O livro da bisavó estava no quarto de Nanto, que ainda era território proibido para Leona.
Sem a permissão de Nanto, Leona não achava apropriado entrar no quarto dele.
Logo, Leona deixou de pensar sobre qual livro a bisavó havia deixado.
Ela foi até a varanda para ver as plantas e flores, depois sentou-se por alguns instantes na cadeira de balanço suspensa.
Durante esse tempo, recebeu uma ligação do pai.
O pai informou que já havia repreendido severamente Carolina, e que todos os cartões bancários dela ficariam bloqueados por um mês.
Leona não respondeu nada, desligando o telefone em silêncio.
Após ficar sentada por mais um tempo, ela se levantou e voltou para dentro de casa, indo à cozinha preparar o jantar.
Como apenas o casal jantaria, ela fez rapidamente dois pratos simples.
Além disso, preparou duas opções bem leves, quase sem sal, para levar à mãe.
Nanto não saiu do quarto em momento algum.
Leona pensou que ele estivesse descansando, então preferiu não incomodá-lo.
Depois de jantar, ela voltou para o quarto, tomou um banho e, em seguida, embalou o jantar da mãe. Deixou um bilhete para Nanto antes de sair levando a marmita térmica para o hospital.
Com Daniela e Susana cuidando da mãe, ela podia se ausentar durante o dia, mas à noite era ela quem ficava de vigia.
Os dois seguranças que Nanto havia designado estavam no final do corredor, fumando. Quando viram Leona se aproximar, apagaram rapidamente os cigarros e caminharam apressados até a porta do quarto, abrindo-a com respeito e saudando-a.
“Vocês já jantaram?”
Leona perguntou.
“Respondendo à Sra. Leona, acabamos de pedir comida por delivery, vai chegar em breve.”
Leona apenas assentiu.
Ouvindo vozes de outras pessoas dentro do quarto, ela perguntou ao segurança: “Alguém veio visitar minha mãe?”
O segurança respondeu: “Veio uma Sra. Martins, disse ser sua prima, Sra.

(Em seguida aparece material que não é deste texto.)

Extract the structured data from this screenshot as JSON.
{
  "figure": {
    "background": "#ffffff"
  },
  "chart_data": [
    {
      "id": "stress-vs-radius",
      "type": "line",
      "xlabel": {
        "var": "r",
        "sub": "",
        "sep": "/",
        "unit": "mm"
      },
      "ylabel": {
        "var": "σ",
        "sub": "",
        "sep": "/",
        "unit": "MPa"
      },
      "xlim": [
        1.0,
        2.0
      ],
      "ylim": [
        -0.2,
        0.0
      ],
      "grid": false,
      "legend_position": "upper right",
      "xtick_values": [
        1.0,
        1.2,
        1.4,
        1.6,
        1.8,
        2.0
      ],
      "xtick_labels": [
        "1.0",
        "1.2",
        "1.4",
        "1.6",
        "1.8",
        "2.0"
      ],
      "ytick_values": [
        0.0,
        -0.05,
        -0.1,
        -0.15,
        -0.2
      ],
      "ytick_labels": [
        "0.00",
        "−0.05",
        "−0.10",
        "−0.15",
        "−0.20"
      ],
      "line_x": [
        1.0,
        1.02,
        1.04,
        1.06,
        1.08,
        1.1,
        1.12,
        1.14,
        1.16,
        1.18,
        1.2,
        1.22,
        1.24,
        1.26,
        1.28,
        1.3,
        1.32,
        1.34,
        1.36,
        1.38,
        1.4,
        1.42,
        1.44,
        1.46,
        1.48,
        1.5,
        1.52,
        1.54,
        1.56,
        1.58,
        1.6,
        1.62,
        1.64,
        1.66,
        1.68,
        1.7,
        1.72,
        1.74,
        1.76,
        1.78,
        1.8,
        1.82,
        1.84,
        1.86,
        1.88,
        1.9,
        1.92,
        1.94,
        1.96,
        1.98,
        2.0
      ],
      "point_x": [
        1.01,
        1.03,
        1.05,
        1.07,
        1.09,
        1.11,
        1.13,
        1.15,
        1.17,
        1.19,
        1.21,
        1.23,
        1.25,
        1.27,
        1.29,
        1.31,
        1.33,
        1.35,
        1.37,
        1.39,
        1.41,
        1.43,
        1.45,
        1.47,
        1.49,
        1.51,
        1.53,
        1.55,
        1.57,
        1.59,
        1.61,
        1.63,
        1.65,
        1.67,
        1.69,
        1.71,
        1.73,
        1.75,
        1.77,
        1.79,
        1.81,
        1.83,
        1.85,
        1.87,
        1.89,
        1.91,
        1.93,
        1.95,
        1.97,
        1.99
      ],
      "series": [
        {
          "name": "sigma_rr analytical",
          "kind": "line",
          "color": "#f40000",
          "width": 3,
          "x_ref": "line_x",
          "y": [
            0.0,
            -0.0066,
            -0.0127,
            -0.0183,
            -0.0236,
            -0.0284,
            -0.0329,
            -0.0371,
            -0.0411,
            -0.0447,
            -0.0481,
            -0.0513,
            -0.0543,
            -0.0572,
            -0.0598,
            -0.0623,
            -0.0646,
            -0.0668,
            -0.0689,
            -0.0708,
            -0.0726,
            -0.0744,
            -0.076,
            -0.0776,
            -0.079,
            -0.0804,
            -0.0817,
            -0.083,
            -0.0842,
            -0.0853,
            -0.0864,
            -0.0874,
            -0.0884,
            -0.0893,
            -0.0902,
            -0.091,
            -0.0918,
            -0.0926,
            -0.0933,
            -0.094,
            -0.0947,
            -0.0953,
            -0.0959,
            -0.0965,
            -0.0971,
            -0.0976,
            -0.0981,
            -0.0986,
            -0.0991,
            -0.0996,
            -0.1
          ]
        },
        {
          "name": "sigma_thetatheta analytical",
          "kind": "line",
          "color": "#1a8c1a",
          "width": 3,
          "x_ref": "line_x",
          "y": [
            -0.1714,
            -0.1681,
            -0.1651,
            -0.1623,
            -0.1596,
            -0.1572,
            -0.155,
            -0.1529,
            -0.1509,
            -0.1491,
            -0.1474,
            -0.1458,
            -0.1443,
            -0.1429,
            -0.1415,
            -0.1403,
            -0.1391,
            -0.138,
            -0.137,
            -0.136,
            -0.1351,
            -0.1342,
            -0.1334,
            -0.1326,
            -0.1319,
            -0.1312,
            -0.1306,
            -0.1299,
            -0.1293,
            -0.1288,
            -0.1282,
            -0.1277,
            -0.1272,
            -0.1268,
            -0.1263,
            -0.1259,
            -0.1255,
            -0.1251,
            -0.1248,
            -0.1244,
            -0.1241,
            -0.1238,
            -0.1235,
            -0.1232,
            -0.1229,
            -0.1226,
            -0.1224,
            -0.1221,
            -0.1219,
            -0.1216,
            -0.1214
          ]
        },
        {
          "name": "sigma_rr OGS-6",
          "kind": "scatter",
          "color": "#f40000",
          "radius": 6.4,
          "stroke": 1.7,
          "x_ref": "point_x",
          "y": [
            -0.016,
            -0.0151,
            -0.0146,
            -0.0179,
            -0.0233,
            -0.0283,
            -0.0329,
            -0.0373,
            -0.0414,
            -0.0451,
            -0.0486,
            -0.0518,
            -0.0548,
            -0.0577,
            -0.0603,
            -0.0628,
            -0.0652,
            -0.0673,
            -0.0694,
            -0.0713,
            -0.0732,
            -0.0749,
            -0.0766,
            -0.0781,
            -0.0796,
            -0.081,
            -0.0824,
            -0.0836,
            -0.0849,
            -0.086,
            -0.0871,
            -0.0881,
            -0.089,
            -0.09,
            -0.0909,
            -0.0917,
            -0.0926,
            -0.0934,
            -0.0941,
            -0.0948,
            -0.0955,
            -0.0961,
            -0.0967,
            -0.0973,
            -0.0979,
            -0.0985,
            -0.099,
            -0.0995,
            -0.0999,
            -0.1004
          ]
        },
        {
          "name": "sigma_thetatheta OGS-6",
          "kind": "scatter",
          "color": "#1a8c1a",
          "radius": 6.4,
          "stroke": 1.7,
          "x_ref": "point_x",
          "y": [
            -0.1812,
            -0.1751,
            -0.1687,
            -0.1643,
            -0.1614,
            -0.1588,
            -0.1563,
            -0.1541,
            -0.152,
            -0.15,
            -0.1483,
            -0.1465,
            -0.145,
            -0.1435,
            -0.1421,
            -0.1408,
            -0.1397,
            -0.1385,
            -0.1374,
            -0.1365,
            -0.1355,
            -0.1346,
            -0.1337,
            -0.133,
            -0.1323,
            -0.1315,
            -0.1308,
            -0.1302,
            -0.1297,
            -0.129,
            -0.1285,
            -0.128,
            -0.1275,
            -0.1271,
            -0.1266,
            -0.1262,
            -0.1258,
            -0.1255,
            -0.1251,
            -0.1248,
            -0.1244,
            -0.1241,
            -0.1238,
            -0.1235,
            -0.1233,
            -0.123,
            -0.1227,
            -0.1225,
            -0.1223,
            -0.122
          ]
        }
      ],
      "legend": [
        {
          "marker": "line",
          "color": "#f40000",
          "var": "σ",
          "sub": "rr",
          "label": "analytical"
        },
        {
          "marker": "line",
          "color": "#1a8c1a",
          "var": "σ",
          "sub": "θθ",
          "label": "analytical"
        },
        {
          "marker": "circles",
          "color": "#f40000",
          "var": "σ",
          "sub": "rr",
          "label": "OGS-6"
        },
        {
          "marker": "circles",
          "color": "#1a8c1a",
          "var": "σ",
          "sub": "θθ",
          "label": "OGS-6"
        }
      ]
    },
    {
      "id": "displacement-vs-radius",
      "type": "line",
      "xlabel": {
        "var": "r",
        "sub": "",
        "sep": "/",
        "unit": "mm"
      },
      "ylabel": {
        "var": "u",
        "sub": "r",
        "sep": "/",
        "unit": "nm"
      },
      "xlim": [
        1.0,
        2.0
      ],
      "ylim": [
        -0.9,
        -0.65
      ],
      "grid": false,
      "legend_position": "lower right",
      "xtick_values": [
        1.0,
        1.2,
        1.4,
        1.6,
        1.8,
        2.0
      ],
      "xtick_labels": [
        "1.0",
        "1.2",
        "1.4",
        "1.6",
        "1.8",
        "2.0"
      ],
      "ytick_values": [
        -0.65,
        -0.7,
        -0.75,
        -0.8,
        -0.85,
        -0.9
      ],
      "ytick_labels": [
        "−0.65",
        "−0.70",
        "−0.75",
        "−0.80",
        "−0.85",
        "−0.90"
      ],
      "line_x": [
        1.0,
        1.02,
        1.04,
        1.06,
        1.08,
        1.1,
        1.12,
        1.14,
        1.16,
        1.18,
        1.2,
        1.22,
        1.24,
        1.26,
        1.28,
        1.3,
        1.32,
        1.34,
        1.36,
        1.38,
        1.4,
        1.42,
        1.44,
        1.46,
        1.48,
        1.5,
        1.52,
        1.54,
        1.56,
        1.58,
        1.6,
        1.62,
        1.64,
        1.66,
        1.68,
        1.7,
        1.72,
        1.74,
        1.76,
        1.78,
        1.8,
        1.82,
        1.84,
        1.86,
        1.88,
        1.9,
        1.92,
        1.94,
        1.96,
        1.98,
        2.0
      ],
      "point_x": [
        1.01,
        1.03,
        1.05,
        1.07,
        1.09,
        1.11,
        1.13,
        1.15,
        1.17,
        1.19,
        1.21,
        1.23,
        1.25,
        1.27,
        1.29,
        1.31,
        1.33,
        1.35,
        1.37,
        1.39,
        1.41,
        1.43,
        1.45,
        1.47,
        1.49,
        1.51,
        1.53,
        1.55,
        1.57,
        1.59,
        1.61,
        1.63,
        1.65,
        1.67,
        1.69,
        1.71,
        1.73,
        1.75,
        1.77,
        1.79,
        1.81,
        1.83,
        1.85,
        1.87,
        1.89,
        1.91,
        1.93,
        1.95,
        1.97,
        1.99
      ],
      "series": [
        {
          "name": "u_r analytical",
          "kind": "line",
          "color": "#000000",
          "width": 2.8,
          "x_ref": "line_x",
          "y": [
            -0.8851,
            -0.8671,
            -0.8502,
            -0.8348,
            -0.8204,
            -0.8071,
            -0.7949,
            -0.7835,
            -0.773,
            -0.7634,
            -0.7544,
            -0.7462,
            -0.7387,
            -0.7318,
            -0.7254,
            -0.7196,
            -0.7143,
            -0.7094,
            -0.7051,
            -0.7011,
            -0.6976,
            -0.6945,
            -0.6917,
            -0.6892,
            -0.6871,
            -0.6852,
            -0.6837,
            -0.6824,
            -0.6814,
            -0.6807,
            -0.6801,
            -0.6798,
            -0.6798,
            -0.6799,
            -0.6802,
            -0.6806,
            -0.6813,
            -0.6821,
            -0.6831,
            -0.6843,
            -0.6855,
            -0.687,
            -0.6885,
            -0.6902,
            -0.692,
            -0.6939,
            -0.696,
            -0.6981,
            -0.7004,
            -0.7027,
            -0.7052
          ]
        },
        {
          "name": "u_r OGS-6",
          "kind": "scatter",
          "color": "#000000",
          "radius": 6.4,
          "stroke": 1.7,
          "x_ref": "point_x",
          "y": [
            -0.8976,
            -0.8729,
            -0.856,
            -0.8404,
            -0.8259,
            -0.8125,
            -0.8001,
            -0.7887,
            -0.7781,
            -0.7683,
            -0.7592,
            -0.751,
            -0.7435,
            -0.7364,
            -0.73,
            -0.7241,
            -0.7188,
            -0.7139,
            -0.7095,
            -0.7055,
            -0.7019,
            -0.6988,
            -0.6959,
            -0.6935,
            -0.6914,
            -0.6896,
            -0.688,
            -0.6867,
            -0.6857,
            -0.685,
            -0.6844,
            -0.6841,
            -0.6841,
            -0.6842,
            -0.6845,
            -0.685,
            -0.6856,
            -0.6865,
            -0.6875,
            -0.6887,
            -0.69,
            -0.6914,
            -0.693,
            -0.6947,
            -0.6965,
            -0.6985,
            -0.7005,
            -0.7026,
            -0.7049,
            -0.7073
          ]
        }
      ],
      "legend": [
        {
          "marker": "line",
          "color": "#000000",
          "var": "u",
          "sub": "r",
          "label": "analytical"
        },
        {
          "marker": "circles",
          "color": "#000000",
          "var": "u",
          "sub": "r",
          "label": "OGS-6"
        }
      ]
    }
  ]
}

Leona.”
Sua prima?
“Leona.”
Denise se levantou, nervosa, apertando as mãos sem saber o que fazer.
“Leona, leve sua prima para jantar, filha. Só de ver ela assim já me deixa com vontade de chorar, e os médicos e enfermeiros disseram que não posso ter emoções fortes.”
Fernanda pediu à filha que levasse a sobrinha para fora.
A mãe se emocionava às lágrimas ao ver a sobrinha.
Leona largou a marmita térmica. “Mãe, então peça para Daniela lhe ajudar com o jantar, vou levar Denise para comer alguma coisa.”
Leona também tinha muitas perguntas para Denise.
Depois de anos casada em outra cidade e rompendo laços com a família, como estaria a vida de Denise com a família do marido?
Quando o tio ainda era vivo, ele não aceitava que Denise se casasse longe, mas Denise insistiu.
Leona conheceu o primo por afinidade; era um homem bonito. Sua prima sempre fora atraída por aparência e voz, e ele tinha ambos os atributos, deixando Denise completamente apaixonada.